Ben etrafımı keserken asansöre binmiş hatta inmiş kırmızı bir kapının önünde bekliyorduk kadın sevecen bir sesle burada beklememi söyleyip yanımdan ayrıldı. Kendimi Narnia günlüklerinde sihirli dolaptan geçen Lucy gibi hissediyorum. İçimdeki heyecan gittikçe gün yüzüne çıkıyordu ve sırtımdan aşağıya soğuk suların akmasına sebep oluyordu. Sonuçta bu durumun sonunda Bokta çıkabilirdi. Terleyen elimin terini formama silerken kapı açıldı karşımda 40'lı yaşlarında uzun boylu saçları ve sakaları grileşmiş bir adam duruyordu. Adamın kırk yaşında olmasına rağmen paçalarından akan karizma gözlerimi yaşartmıştı. Aklıma kel toynak gelince kaşlarımı çattım o anca evde götünü büyütür çizgili pijaması ile aylak aylak dolaşırdı.

Bana kapıyı açıp eli ile geçmem için işaret verdi. Odaya girince adam beni kahverenginin hakim olduğu deri sandalyelere oturttu.

"Uzun konuşacağız, ayakta durmak istemezsin" Sanırım karşımdaki adam Levent Bey'di.

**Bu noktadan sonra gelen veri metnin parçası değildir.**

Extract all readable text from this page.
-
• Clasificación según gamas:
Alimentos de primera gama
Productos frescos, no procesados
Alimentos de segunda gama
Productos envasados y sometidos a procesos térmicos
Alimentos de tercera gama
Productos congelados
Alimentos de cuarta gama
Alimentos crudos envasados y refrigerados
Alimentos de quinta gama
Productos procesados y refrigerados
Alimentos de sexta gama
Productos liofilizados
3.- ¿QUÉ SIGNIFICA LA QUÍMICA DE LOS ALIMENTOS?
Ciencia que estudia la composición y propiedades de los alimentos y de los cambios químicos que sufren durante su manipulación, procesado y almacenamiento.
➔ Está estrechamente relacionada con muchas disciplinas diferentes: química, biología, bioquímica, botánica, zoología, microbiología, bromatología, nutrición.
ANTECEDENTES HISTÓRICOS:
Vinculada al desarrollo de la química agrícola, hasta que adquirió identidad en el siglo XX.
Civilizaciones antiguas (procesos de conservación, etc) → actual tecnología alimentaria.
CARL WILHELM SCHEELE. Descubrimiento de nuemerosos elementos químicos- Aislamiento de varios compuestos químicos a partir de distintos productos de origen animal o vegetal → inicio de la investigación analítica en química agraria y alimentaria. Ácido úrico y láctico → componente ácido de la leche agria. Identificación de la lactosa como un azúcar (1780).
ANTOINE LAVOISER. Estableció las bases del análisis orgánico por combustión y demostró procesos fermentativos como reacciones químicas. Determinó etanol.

Çok zeki olduğumdan bahsetmiştim.

"Nehir, ben Levent Arslan. Seni buraya aniden çağırdım ve aklının karma karışık olduğunu biliyorum. Ama senden istediğim rahat olman. Ben geç kalmış bile olsam şimdi sana normal hayatını vermek istiyorum." Adamı hiç kesmeden dinlemeye devam ettim. Zaten heyecandan cümle bile kurmayı unutmuştum. Belli ki zaten bildiklerini anlatacaktı. Adam kısa bir an bana bakıp konuşmamı bekledi konuşmayınca da tekrardan konuşmaya devam etti.

" Bak Nehir, ben senin öz babanın yıllar önce iş ortağıydım. Senin bu halde olmanın sebebi bir nevi benim. Yıllar önce annenle aramızdaki dostluk çok değerliydi ve çok fazla ilerlemişti. Yanlış anlama kötü bir şekilde ileri gitmedi bu ilişki fakat öz baban bunu asla kabul etmedi, yani etmemiş. Bende bunlar 2 sene önce annenin bana bıraktığı ama bana geç ulaşan mektuptan öğrendim. İstersen önce mektubu oku sonra anlatmaya devam edeyim." Levent bey çekmecesinden bir kağıt çıkarırken bende hala daha işin ucu bana ne zaman dokunacak diye bekliyordum. Levent Bey kağıda hüzünlü bir bakış atıp bana doğru uzattı bende elime geçen beyaz kağıdı beklemeden açıp okumaya başladım.

Levent, dostum;

Bu mektubu yazmamayı çok isterdim fakat yazmak zorundayım. Çünkü kızımın tek ümidi sensin. Bu satırları sen Amerika'ya gittikten sonra yazıyorum. Sen gittikten 1 ay sonra hamile olduğumu öğrendim. Fakat Mehmet dostluğumuzu yanlış anladığı için bebeği senden sanıyor. Artık ne söylersem söyleyeyim Mehmet beni dinlemiyor. Defalarca gerçekleri anlatmama rağmen bana inanmadı. Seninle aramızda bir ilişki olduğunu ve kızımızın senden olduğunu sanıyor. Ona test yaptırmak istediğimi söylesem de bunun duyulacağını ve itibarının yok olacağını söyledi. Artık yapacak hiçbir şeyim kalmadı sana yazmak dışında, Mehmet ile aramızda ki aşkın bile değeri kalmadı... Sadece aklındaki yanlış fikre kapıldı ve bizi bitiriyor.